Just like SQL, if you do not properly connect the parts of your query, it will result in a cross (cartesian) product, which is seldom what you want.
Take the following example:

MATCH (p:Person), (m:Movie)
RETURN p, m;

In Cypher, what happens is that p contains all of the nodes in the graph with the :Person label, and m contains all of the nodes in the graph with the :Movie label.
Returning both of these results in a combination of each node p being returned with each node m, like so:

If there are three nodes with label Person:

  • Neo,
  • Trinity, and
  • Morpheus

and three nodes with label Movie:

  • The Matrix,
  • The Matrix Reloaded, and
  • The Matrix Revolutions

The result of the above Cypher would be:

[options=header]
|===
| p | m
|Neo | The Matrix
|Neo | The Matrix Reloaded
|Neo | The Matrix Revolutions
|Trinity | The Matrix
|Trinity | The Matrix Reloaded
|Trinity | The Matrix Revolutions
|Morpheus | The Matrix
|Morpheus | The Matrix Reloaded
|Morpheus | The Matrix Revolutions
|===

Keep in mind, this is a simple example, so the result set is small.
With a production size graph, this would be a very large, potentially memory intensive query.
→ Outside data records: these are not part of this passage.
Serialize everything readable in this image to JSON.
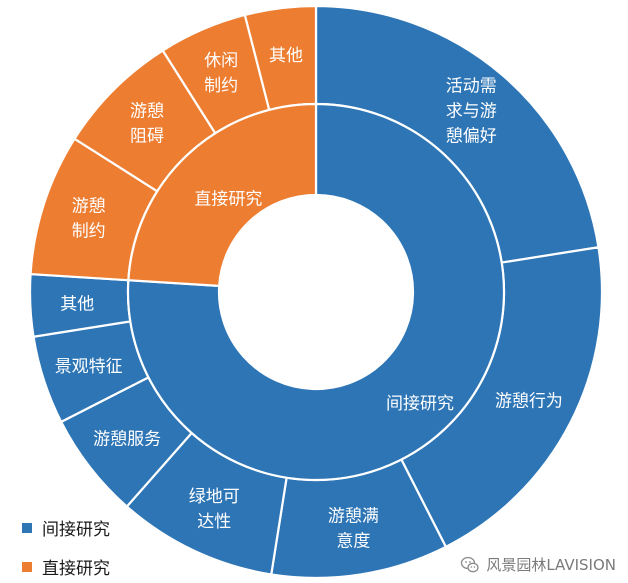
{
  "chart_data": {
    "type": "sunburst",
    "colors": {
      "间接研究": "#2e75b6",
      "直接研究": "#ed7d31"
    },
    "inner": [
      {
        "label": "间接研究",
        "value": 76
      },
      {
        "label": "直接研究",
        "value": 24
      }
    ],
    "outer": [
      {
        "parent": "间接研究",
        "lines": [
          "活动需",
          "求与游",
          "憩偏好"
        ],
        "value": 22.5
      },
      {
        "parent": "间接研究",
        "lines": [
          "游憩行为"
        ],
        "value": 20
      },
      {
        "parent": "间接研究",
        "lines": [
          "游憩满",
          "意度"
        ],
        "value": 10
      },
      {
        "parent": "间接研究",
        "lines": [
          "绿地可",
          "达性"
        ],
        "value": 9
      },
      {
        "parent": "间接研究",
        "lines": [
          "游憩服务"
        ],
        "value": 6
      },
      {
        "parent": "间接研究",
        "lines": [
          "景观特征"
        ],
        "value": 5
      },
      {
        "parent": "间接研究",
        "lines": [
          "其他"
        ],
        "value": 3.5
      },
      {
        "parent": "直接研究",
        "lines": [
          "游憩",
          "制约"
        ],
        "value": 8
      },
      {
        "parent": "直接研究",
        "lines": [
          "游憩",
          "阻碍"
        ],
        "value": 7
      },
      {
        "parent": "直接研究",
        "lines": [
          "休闲",
          "制约"
        ],
        "value": 5
      },
      {
        "parent": "直接研究",
        "lines": [
          "其他"
        ],
        "value": 4
      }
    ],
    "legend": [
      {
        "label": "间接研究",
        "color": "#2e75b6"
      },
      {
        "label": "直接研究",
        "color": "#ed7d31"
      }
    ]
  },
  "watermark": {
    "text": "风景园林LAVISION",
    "icon": "wechat-icon"
  }
}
In general, inadvertent cross products happen in more complex queries.
They are common in queries with many WITH clauses, and a close look at the query is needed to flush out the issue.
By following general performance best practices, this can easily be avoided.
Be as specific with your query as possible, make sure to use identifiers to properly tie parts of the query together, and only return the data you need.
And profile your slow queries so that you can see where the time and effort is spent.

From Neo4j 2.3 on there is a warning issued in Neo4j browser or if you run your query with EXPLAIN that highlights this issue.